My job is not to demand that the private sector be back in the office every day. My job is to make you want to be downtown again for work—with your friends and with your family,” Lurie said.

“This is truly a new era of cooperation and mutual respect between City Hall, the Board of Supervisors, law enforcement, and the thousands of city employees working on the front lines—without you we cannot carry out this vision for change.”

Telecommuting in both the private and public sectors has been a problem for the economic activity of downtown San Francisco, the city has said. According to city data, nearly 470,000 people commuted into San Francisco every weekday prior to the COVID-19 lockdowns, drumming up significant economic activity for the downtown area.

Work-from-home reduced economic activity, hurting small businesses in the economic core. As recently as Feb. 5, San Francisco lagged behind major cities such as Austin, Los Angeles, New York, and San Jose in office attendance. While 55 percent of New Yorkers work in the office, only 43 percent of workers in San Francisco commute to the office.
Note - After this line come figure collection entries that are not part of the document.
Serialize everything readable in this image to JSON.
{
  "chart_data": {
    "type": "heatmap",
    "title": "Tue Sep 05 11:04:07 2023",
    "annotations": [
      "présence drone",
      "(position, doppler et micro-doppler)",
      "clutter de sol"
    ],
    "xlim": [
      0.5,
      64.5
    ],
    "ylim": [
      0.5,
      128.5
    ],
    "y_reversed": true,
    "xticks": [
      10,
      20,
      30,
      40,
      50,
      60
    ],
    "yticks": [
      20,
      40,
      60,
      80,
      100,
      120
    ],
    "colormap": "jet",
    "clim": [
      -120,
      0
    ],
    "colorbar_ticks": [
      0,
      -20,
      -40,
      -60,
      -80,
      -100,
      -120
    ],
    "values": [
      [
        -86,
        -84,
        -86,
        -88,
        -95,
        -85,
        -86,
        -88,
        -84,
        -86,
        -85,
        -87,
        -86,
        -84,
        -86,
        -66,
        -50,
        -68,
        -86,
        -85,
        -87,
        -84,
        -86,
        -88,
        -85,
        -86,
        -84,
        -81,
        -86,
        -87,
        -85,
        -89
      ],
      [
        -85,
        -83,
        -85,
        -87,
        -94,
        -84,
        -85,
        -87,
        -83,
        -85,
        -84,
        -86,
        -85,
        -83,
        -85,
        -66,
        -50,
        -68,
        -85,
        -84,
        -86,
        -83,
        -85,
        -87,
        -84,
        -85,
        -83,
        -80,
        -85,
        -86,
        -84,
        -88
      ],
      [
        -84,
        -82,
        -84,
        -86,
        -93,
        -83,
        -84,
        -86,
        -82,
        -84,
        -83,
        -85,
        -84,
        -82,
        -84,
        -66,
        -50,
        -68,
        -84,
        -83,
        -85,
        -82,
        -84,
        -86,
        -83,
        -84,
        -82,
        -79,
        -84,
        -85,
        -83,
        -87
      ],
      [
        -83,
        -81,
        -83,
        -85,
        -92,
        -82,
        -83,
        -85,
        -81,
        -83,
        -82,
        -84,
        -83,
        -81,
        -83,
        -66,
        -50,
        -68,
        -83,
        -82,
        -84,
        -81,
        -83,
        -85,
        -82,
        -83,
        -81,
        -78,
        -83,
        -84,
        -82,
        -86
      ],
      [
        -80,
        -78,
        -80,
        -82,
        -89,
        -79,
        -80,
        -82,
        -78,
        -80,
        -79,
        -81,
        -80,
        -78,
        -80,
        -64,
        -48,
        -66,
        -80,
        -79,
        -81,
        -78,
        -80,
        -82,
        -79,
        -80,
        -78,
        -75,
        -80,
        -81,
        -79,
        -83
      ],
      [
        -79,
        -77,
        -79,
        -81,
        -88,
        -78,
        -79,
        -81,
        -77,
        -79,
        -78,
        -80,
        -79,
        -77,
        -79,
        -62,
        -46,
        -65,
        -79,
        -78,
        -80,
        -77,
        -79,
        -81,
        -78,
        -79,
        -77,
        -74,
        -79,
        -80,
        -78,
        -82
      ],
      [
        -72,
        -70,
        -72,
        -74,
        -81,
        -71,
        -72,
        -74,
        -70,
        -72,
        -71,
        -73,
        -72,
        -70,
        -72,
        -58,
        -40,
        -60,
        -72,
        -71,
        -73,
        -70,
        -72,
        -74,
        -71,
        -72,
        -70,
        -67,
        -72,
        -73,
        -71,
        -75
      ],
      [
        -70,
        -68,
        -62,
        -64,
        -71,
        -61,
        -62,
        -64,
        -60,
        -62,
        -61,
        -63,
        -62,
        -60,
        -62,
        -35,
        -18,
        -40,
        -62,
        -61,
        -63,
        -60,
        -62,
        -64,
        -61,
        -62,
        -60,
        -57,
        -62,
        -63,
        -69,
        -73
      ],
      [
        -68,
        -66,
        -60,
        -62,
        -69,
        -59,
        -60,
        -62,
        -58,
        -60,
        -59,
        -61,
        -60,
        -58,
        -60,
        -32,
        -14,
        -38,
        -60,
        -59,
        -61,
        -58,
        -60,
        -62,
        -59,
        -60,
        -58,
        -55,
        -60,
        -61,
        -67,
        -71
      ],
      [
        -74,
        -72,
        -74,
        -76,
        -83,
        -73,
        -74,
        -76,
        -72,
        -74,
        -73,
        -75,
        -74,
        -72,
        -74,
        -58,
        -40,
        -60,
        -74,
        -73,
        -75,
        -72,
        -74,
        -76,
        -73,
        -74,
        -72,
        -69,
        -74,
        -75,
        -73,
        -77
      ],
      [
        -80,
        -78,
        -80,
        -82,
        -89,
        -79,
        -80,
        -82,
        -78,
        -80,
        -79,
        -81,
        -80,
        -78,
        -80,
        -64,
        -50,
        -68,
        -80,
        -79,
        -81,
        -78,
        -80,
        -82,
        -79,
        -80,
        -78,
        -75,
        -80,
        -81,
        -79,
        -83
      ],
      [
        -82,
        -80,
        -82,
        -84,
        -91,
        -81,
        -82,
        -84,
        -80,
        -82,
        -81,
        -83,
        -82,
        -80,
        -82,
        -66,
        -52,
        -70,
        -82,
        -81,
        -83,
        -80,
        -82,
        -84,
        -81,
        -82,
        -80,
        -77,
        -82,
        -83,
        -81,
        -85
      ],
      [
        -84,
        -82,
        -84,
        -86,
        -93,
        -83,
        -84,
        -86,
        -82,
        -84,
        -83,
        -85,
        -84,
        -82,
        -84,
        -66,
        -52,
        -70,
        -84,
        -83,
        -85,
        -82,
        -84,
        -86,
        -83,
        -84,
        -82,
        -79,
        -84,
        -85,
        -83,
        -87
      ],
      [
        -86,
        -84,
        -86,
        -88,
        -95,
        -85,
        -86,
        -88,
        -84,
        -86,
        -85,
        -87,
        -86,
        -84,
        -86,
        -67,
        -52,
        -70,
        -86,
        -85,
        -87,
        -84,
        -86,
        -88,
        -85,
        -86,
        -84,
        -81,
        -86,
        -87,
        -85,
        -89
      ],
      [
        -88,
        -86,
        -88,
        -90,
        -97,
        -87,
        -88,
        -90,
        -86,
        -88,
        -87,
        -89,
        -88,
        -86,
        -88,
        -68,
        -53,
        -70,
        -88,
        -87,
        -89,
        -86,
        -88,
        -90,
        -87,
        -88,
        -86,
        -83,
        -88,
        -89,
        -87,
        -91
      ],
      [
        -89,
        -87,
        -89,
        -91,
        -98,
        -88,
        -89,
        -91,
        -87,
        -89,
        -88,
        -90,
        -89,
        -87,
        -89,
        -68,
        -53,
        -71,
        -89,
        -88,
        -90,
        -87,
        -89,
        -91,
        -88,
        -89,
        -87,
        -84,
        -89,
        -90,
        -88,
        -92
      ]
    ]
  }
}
Lockdowns resulted in San Francisco office attendance dropping to less than 10 percent of what it had been prior. It began to slowly increase in the summer of 2021 and 2022. The reduction in the city’s in-person overall workforce led to significant economic losses for the city, according to research by WFH Research Group.

Telecommuting had been framed by the city as an opportunity to increase productivity, recruit and retain talent, save employees time due to not having to commute, and decrease the city’s carbon footprint.

A Federal Reserve Bank of San Francisco report, however, found little evidence of increased productivity due to telecommuting.